Insolvency, however, is normally associated with the shortcomings of a company’s management. The environment within which it trades is relevant; but more important are the internal dynamics. How well does the management understand critical accounting processes? Has record-keeping been subordinated to the demand of operations? Are costings analysis predicting a positive outcome? Has the company invested its scarce resource in a manner that maximises returns? Are human resources managed so that the ideal outcome of optimisation and equity are achieved? These questions – and many more that relate to the allocation of capital resource for the purpose of creating surpluses – must be considered.
Can a better outcome be achieved?
The internal dynamics of a business can certainly change.
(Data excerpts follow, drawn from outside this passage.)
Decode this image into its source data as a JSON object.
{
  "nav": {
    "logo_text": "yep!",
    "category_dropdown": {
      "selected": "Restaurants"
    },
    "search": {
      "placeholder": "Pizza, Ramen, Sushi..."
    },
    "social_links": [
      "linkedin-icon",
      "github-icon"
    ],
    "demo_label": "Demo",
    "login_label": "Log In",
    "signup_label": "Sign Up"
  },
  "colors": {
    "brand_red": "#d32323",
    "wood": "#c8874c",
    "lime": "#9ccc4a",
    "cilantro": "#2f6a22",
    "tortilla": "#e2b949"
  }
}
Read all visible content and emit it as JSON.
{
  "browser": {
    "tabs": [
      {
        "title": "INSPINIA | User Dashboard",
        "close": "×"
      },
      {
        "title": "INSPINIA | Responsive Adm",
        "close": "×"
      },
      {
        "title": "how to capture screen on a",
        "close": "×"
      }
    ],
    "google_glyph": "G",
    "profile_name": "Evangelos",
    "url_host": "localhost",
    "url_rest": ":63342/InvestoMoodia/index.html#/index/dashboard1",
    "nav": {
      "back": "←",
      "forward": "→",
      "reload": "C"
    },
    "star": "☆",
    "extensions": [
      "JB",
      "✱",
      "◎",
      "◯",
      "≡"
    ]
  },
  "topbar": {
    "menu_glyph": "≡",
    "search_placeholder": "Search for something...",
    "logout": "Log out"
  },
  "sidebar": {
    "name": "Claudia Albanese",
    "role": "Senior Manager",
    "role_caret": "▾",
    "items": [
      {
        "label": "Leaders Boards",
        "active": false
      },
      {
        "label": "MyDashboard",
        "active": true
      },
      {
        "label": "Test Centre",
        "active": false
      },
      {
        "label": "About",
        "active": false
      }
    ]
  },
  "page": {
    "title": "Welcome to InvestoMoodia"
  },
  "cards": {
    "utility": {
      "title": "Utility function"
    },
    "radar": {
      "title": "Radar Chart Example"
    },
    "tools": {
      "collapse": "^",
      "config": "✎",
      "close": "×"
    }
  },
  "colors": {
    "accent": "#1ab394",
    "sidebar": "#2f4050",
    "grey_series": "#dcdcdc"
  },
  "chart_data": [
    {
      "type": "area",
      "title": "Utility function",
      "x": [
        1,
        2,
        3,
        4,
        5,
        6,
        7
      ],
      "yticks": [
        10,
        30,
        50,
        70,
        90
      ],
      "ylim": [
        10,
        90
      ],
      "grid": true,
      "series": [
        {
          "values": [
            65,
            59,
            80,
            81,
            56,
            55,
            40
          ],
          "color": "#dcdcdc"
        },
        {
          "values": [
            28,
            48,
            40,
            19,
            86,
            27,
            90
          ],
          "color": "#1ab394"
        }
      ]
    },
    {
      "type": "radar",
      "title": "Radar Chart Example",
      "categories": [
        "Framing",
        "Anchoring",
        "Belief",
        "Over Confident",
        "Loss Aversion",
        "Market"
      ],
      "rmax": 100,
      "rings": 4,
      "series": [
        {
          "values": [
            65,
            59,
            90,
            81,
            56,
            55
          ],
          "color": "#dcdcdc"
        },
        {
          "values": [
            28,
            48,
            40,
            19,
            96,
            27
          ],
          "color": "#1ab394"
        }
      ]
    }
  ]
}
That does not mean that structural alterations can be made with ease – for example, moving away from a long-term leasehold interest – but the approach taken to a company’s issues can change as quickly as the adoption of an alternative frame of thinking by management.
The reality is that the creation of wealth is a function of applying human ingenuity to the allocation of capital resources for the purpose of earning revenue at a level greater than expenses caused. Within this triangle, the only alterable element is human ingenuity and how that is applied to use resources to achieve the purpose.
Bridging the abridgement
Government recognises that company failure takes down the capital invested and impacts on the lives of people associated with the company, including creditors.
Rehabilitation is a much better outcome for a business than failure. There is a legal process designed specifically to help businesses get back on their feet. Voluntary administration can help a struggling company transition back to full health. This is not an easy process; it requires a strong commitment from all parties involved.